Many people choose to mark the season of Lent by giving up some things and taking on others. Both serve to mark the season as a time of preparation. This is also why people try to engage more intentionally in study and learning about the faith. For those who can, Ash Wednesday and Good Friday, and Fridays throughout Lent, may be appropriate days of fasting (eating and drinking more sparingly). Lent is also an appropriate time for the Sacrament of Confession.

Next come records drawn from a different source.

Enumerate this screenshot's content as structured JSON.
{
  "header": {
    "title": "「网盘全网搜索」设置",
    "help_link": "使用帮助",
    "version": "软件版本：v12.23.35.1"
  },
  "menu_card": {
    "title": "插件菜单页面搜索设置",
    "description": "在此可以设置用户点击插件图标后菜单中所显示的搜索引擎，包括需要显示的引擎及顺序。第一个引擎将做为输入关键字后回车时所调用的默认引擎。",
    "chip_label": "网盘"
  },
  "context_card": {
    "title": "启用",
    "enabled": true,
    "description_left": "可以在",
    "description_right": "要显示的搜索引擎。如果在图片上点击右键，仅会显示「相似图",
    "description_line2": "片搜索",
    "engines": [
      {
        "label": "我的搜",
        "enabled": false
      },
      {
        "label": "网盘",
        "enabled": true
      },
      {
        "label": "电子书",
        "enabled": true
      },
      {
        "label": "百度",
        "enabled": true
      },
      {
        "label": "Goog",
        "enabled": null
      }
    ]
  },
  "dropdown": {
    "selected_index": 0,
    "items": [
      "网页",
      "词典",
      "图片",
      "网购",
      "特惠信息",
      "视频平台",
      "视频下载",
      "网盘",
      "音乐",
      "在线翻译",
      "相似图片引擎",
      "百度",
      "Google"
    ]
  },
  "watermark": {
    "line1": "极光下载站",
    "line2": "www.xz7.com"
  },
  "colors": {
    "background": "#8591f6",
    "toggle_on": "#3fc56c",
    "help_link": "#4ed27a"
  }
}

Throughout Lent, the liturgy takes on a simpler tone. The ‘Kyrie eleison’ (Lord have mercy) is sung instead of the Gloria. The word “Alleluia” is not used in the words of the liturgy or hymns. The organ is used sparingly. There are no flowers for decoration. The colour of the vestments and hangings is purple, to reflect the spirit of penitence and renewal. At Easter all these things will be used again in the liturgy, and the colour will be joyful white and gold.
During Lent, High Mass at 10.30am is being slightly shortened (approx. 70 minutes) to allow time afterwards for those who would like to join in a discussion based on the sermon, ending by 12.45pm.
- Sunday 22 February, Lent 1 Our Father, who art in heaven
- Sunday 1 March, Lent 2, Thy kingdom come, thy will be done
- Sunday 8 March, Lent 3 Give us this day our daily bread
- Sunday 15 March, Lent 4 Forgive us our trespasses as we forgive
- Sunday 22 March, Lent 5 Lead us not into temptation but deliver us from evil
- Palm Sunday, 29 March For thine is the kingdom, the power and the glory
Sacrament of Reconciliation (Confession)
Repentance and forgiveness are part of any Christian life. The Sacrament of Reconciliation is the sign of the Church’s forgiveness offered to every individual. It is open to all but compulsory for none.
During Lent, a priest is available to hear Confessions (in absolute confidence) after services or by appointment.